HWA Racelab, with Vandoorne driving, finished only ninth of the 10 teams in FE last season.
Reigning champion team DS Techeetah, a Chinese-funded outfit with French-made powertrain and run by Australian engineer Mark Preston, is only ninth after the Riyadh races.
There was a hugely embarrassing moment in the wild second race when the safety car was called in as a tractor crane removing the wrecked Virgin car of Dutchman Robert Frijins got stuck with workers still on the track.
The restart was aborted soon after the field accelerated and the circuit promptly went full-course yellow, averting the prospect of a repeat of the Jules Bianchi tragedy in the Japanese F1 Grand Prix five years ago.
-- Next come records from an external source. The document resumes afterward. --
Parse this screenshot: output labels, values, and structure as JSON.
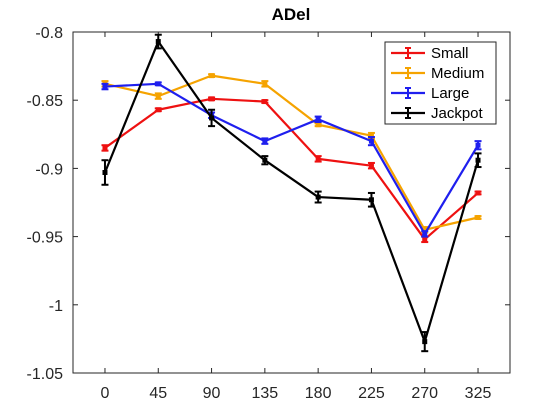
{
  "chart_data": {
    "type": "line",
    "title": "ADel",
    "xlabel": "",
    "ylabel": "",
    "categories": [
      "0",
      "45",
      "90",
      "135",
      "180",
      "225",
      "270",
      "325"
    ],
    "ylim": [
      -1.05,
      -0.8
    ],
    "yticks": [
      -0.8,
      -0.85,
      -0.9,
      -0.95,
      -1,
      -1.05
    ],
    "ytick_labels": [
      "-0.8",
      "-0.85",
      "-0.9",
      "-0.95",
      "-1",
      "-1.05"
    ],
    "legend_position": "top-right",
    "grid": false,
    "series": [
      {
        "name": "Small",
        "color": "#ee1111",
        "values": [
          -0.885,
          -0.857,
          -0.849,
          -0.851,
          -0.893,
          -0.898,
          -0.952,
          -0.918
        ],
        "errors": [
          0.002,
          0.001,
          0.001,
          0.001,
          0.002,
          0.002,
          0.002,
          0.001
        ]
      },
      {
        "name": "Medium",
        "color": "#f5a300",
        "values": [
          -0.838,
          -0.847,
          -0.832,
          -0.838,
          -0.868,
          -0.876,
          -0.945,
          -0.936
        ],
        "errors": [
          0.002,
          0.002,
          0.001,
          0.002,
          0.001,
          0.002,
          0.002,
          0.001
        ]
      },
      {
        "name": "Large",
        "color": "#1f1fee",
        "values": [
          -0.84,
          -0.838,
          -0.861,
          -0.88,
          -0.864,
          -0.88,
          -0.948,
          -0.883
        ],
        "errors": [
          0.002,
          0.001,
          0.002,
          0.002,
          0.002,
          0.003,
          0.002,
          0.003
        ]
      },
      {
        "name": "Jackpot",
        "color": "#000000",
        "values": [
          -0.903,
          -0.807,
          -0.863,
          -0.894,
          -0.921,
          -0.923,
          -1.027,
          -0.894
        ],
        "errors": [
          0.009,
          0.005,
          0.006,
          0.003,
          0.004,
          0.005,
          0.007,
          0.005
        ]
      }
    ]
  }
}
“It was a communication error … it looked a little dodgy … we're not happy about it, but we’re happy with the result because nothing bad happened,” race director Scot Elkins said.
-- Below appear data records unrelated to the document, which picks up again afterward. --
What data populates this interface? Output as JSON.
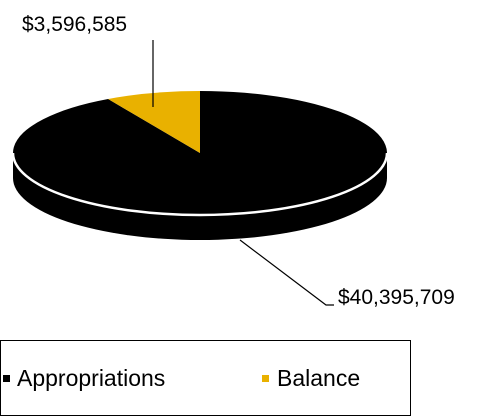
{
  "chart_data": {
    "type": "pie",
    "style": "3d",
    "slices": [
      {
        "name": "Appropriations",
        "value": 40395709,
        "label": "$40,395,709",
        "color": "#000000"
      },
      {
        "name": "Balance",
        "value": 3596585,
        "label": "$3,596,585",
        "color": "#E9B100"
      }
    ],
    "legend": {
      "placement": "bottom",
      "entries": [
        "Appropriations",
        "Balance"
      ]
    }
  }
}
The next of the remaining 12 FE races for the quiet, “green” cars in 11 cities on five continents is at Santiago in Chile on January 18.
Business writer Christian Sylt has reported on Forbes.com that – while the FE chairman, Spaniard Alejandro Agag, has claimed it is valued at US$660 million (A$972 million) – the series had accumulated losses of US$155 million before this season.
Sylt pointed out that FE gets little in race sanction fees, despite its revenues its overall revenues growing at three times the pace of costs in recent years.
Chris Atkinson was Australia’s regular World Rally Championship competitor until Subaru’s pull-out when the global financial crisis hit more than a decade ago and now he’s copped another big blow to his subsequent career in the US as he turns 40 next Saturday.
The Americas Rallycross in which Atkinson had two round wins and finished overall runner-up this year, while Subaru won the teams’ championship, has folded.
Known as ARX and run by giant sports management company IMG, the series lasted only two seasons after being hastily cobbled together following the demise of the previous Global Rallycross Championship, which had been backed by Red Bull with almost all its races in the US.
Sent it.. #wayback This shot has to be one of my favorites ?? #subaru #rallycross pic.twitter.com/nEpt5MaZ1J
— Chris Atkinson (@ChrisAtko) November 10, 2019
Long-time Supercars chief Tony Cochrane had been a ‘special advisor’ to GRC.
The replacement ARX has now collapsed after IMG’s failure to land commercial partners to give it a long-term future.
“The expanding footprint of the (IMG-run) FIA World Rallycross Championship means that we may revisit the possibility of the inclusion of a North American round on the world calendar in the future,” IMG said.
However, from the Atkinson perspective, Subaru has never been a player in World RX, although it says it remains “committed to the sport of rallycross” in the US, where the sport has featured Ken Block, Travis Pastrana, Tanner Foust and Scott Speed.
An option for Atkinson may be a possible expansion of Pastrana’s Nitro Circus next year.
Subaru told Autoweek.com: “We see an appetite for rallycross in America that hasn’t been fully tapped. It’s an incredibly exciting sport with a ton of potential, and this is a chance for the right people to get involved and create something new. Even with ARX folding, we feel good about the sport’s future overall and we expect to be competing in rallycross in 2020.”
Gravel traps at Bathurst last month were nothing compared to where IndyCar racer Alex Rossi ended up on the Baja 1000, the famed Mexican off-road race on the Baja California Peninsula.
American Rossi was leading his class in a Honda Ridgeline truck when he had an epic rollover.
“A 90-degree left over crest wasn’t as straight as anticipated at speed and sent the Ridgeline rolling on to its side, then end over end with a landing on the roof in an inconvenient ravine,” reports Melissa Eickhoff at Racer.com.
Eickhoff says spectators righted the Ridgeline, pulled it out, and Rossi – winner of the 100th Indianapolis 500 in 2016 as a rookie in that classic – and team owner-driver Jeff Proctor got back in the hunt.